Entrevista com Patrícia Lemos: Walmart, varejo e precarização do trabalho na pandemia

Nesta entrevista, Patrícia Lemos, pesquisadora do Instituto de Economia da Unicamp (CESIT), conversa com Vitória Camargo, socióloga e pesquisadora do Observatório da Precarização do Trabalho e da Reestruturação Produtiva.
O tema da entrevista tratou da situação do trabalho na atualidade, com destaque para gigantes como Walmart no setor varejista.

Observatório: Os trabalhadores dos supermercados foram parte dos setores essenciais, que seguiram trabalhando durante a pandemia. Nesse cenário, viemos acompanhando notícias de que os lucros da empresa Walmart, maior varejista em vendas e a empresa privada recordista em empregar trabalhadores no mundo, vinham crescendo. Por sua vez, nos Estados Unidos, que vem passando por um processo de revolta social profunda, também houve notícias de greves e processos de luta dos trabalhadores do Walmart. Essa empresa, desde sua origem, foi marcada pelo rebaixamento das condições de trabalho e salário no mundo. Como você vê a relação entre a pandemia e as condições de trabalho nessa gigante varejista?

Patrícia Lemos: O Walmart é, sem dúvida, um símbolo importante do processo generalizado de rebaixamento dos salários e das condições de vida dos trabalhadores em todo o mundo e muitos estudiosos têm chamado a atenção para isso nas últimas décadas. Esse é o processo que muitos caracterizam como walmartização ou walmartismo, que está relacionado não apenas com o fato de a empresa ser a maior empregadora privada do mundo e pelos seus sucessivos recordes de faturamento. Na medida em que domina o maior mercado consumidor do globo e utiliza as mais desenvolvidas tecnologias de controle de informação e logística, essa empresa foi ao longo dos anos aperfeiçoando seus mecanismos de pressão sobre a sua cadeia de fornecedores, impondo as suas próprias condições ao produto, preços e prazos da produção e entrega. Com isso, além do seu efeito na concorrência, ao pressionar toda uma rede de subcontratadas para rebaixar os custos de produção, a gigante varejista aprofunda a vulnerabilidade e precarização das condições de trabalho nas regiões produtoras de suas mercadorias, especialmente na China e outros países do leste Asiático.

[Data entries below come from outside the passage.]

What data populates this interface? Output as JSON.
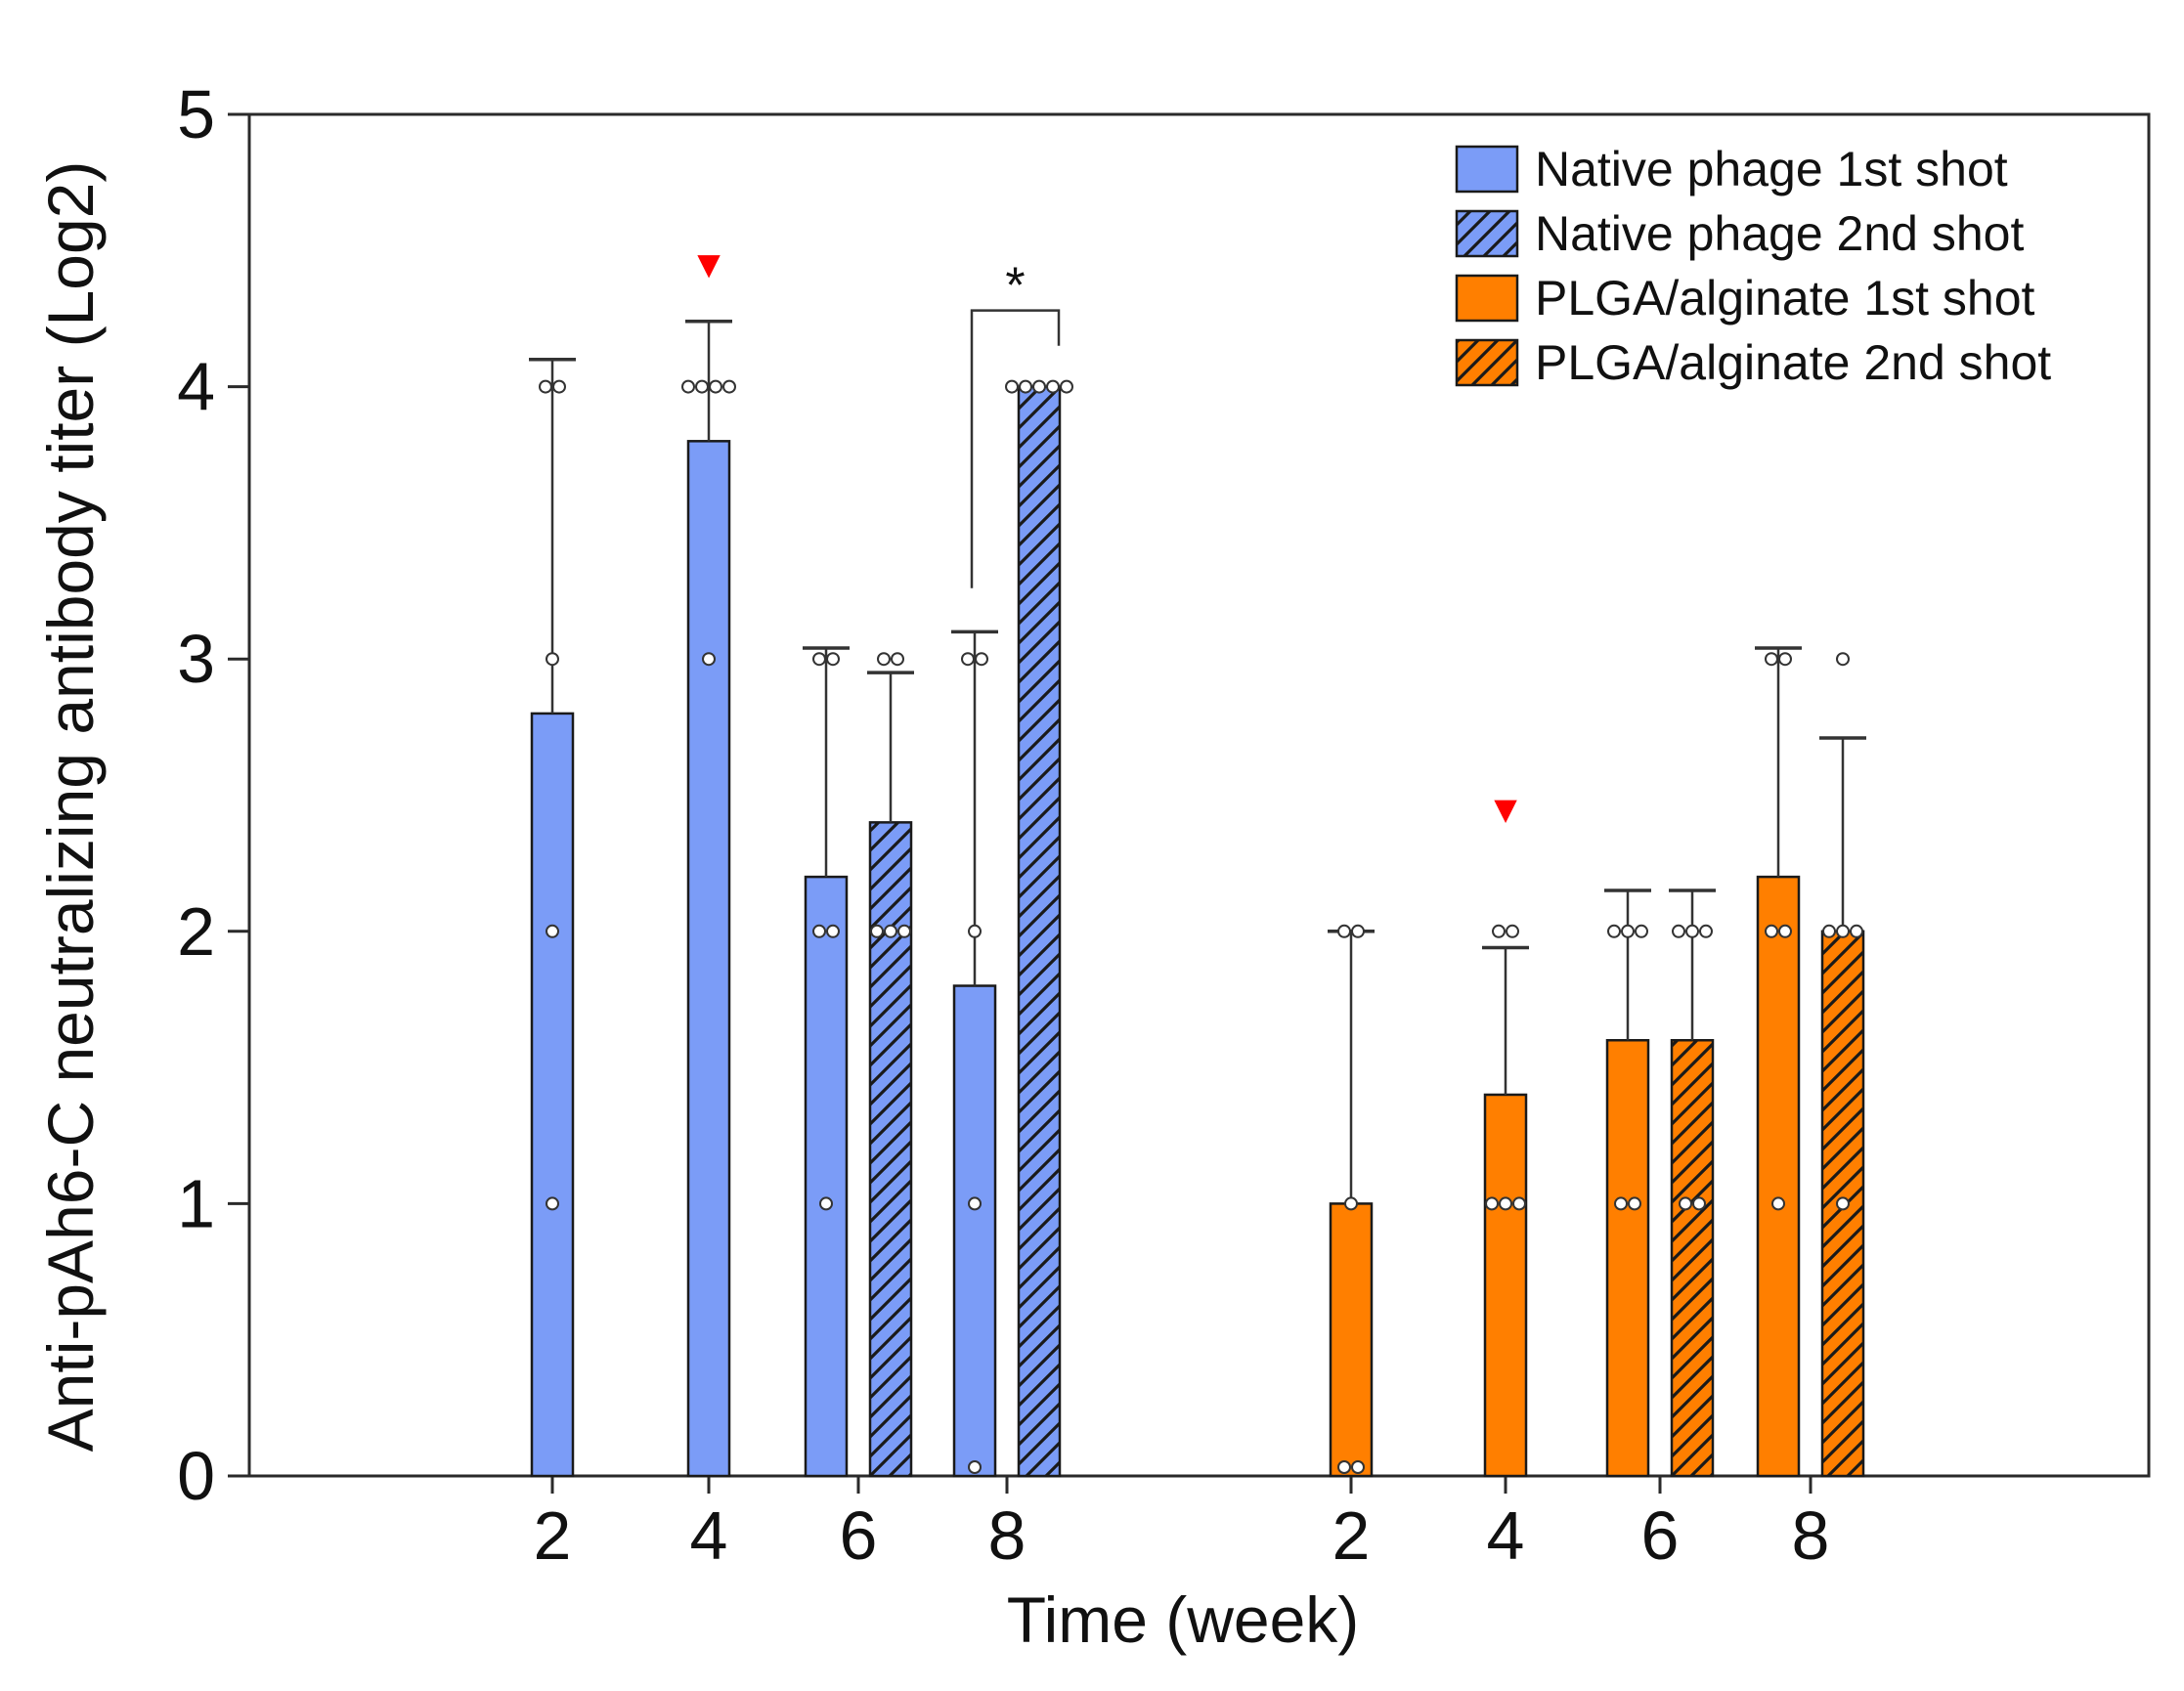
{
  "chart_data": {
    "type": "bar",
    "xlabel": "Time (week)",
    "ylabel": "Anti-pAh6-C neutralizing antibody titer (Log2)",
    "ylim": [
      0,
      5
    ],
    "yticks": [
      "0",
      "1",
      "2",
      "3",
      "4",
      "5"
    ],
    "grid": false,
    "legend_position": "top-right",
    "groups": [
      {
        "categories": [
          "2",
          "4",
          "6",
          "8"
        ],
        "series": [
          {
            "name": "Native phage 1st shot",
            "color": "#7b9cf7",
            "pattern": "solid",
            "values": [
              2.8,
              3.8,
              2.2,
              1.8
            ],
            "errors": [
              1.3,
              0.44,
              0.84,
              1.3
            ],
            "points": [
              [
                4,
                4,
                3,
                2,
                1
              ],
              [
                4,
                4,
                4,
                4,
                3
              ],
              [
                3,
                3,
                2,
                2,
                1
              ],
              [
                3,
                3,
                2,
                1,
                0
              ]
            ]
          },
          {
            "name": "Native phage 2nd shot",
            "color": "#7b9cf7",
            "pattern": "hatched",
            "values": [
              null,
              null,
              2.4,
              4.0
            ],
            "errors": [
              null,
              null,
              0.55,
              0
            ],
            "points": [
              [],
              [],
              [
                3,
                3,
                2,
                2,
                2
              ],
              [
                4,
                4,
                4,
                4,
                4
              ]
            ]
          }
        ],
        "markers": [
          {
            "category": "4",
            "symbol": "▼",
            "color": "#ff0000",
            "value": 4.45
          }
        ],
        "significance": [
          {
            "label": "*",
            "category": "8"
          }
        ]
      },
      {
        "categories": [
          "2",
          "4",
          "6",
          "8"
        ],
        "series": [
          {
            "name": "PLGA/alginate 1st shot",
            "color": "#ff7f00",
            "pattern": "solid",
            "values": [
              1.0,
              1.4,
              1.6,
              2.2
            ],
            "errors": [
              1.0,
              0.54,
              0.55,
              0.84
            ],
            "points": [
              [
                2,
                2,
                1,
                0,
                0
              ],
              [
                2,
                2,
                1,
                1,
                1
              ],
              [
                2,
                2,
                2,
                1,
                1
              ],
              [
                3,
                3,
                2,
                2,
                1
              ]
            ]
          },
          {
            "name": "PLGA/alginate 2nd shot",
            "color": "#ff7f00",
            "pattern": "hatched",
            "values": [
              null,
              null,
              1.6,
              2.0
            ],
            "errors": [
              null,
              null,
              0.55,
              0.71
            ],
            "points": [
              [],
              [],
              [
                2,
                2,
                2,
                1,
                1
              ],
              [
                3,
                2,
                2,
                2,
                1
              ]
            ]
          }
        ],
        "markers": [
          {
            "category": "4",
            "symbol": "▼",
            "color": "#ff0000",
            "value": 2.45
          }
        ]
      }
    ],
    "legend": [
      {
        "label": "Native phage 1st shot",
        "color": "#7b9cf7",
        "pattern": "solid"
      },
      {
        "label": "Native phage 2nd shot",
        "color": "#7b9cf7",
        "pattern": "hatched"
      },
      {
        "label": "PLGA/alginate 1st shot",
        "color": "#ff7f00",
        "pattern": "solid"
      },
      {
        "label": "PLGA/alginate 2nd shot",
        "color": "#ff7f00",
        "pattern": "hatched"
      }
    ]
  }
}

Quando analisamos o trabalho nos chamados “pontos de venda”, ou seja, nas lojas de super e hipermercados do Walmart, essa obsessão com a redução de custos é evidente. Os baixos salários, longas jornadas e estratégias de não pagamento por horas extras é combinada com um modelo de gestão bastante despótico e com um quadro sempre muito reduzido de trabalhadores que força a sobrecarga dos demais. Isso foi um pouco do que eu discuti na minha tese de doutorado, que trata da experiência dessa empresa no Brasil. No caso dos Estados Unidos, o Walmart é conhecido também por pagar salários abaixo da concorrência e basear-se principalmente nos contratados part-time, que não tem acesso a benefícios. Isso gerou uma série de movimentos no país para denunciar o custo que esses trabalhadores subremunerados davam ao Estado por dependerem de benefícios sociais. Um conjunto de movimentos, em que se destacou o Our Walmart buscavam denunciar essas políticas da empresa e entre elas, as políticas antissindicais da companhia. A forte evidência disso é que nenhuma loja do Walmart nos EUA é sindicalizada e todas as que ameaçaram sindicalização foram fechadas. Essas mobilizações foram fundamentais e construíram a base para o movimento em defesa do salário mínimo de 15 dólares pela hora de trabalho, que reúne também outras categorias em uma campanha de caráter nacional. Esse é um processo que vem de longa data, mas que certamente nesse momento de crise e, fortalecidos pela revolta social que movimenta também outros setores e outras demandas, também serve de um estímulo à luta coletiva.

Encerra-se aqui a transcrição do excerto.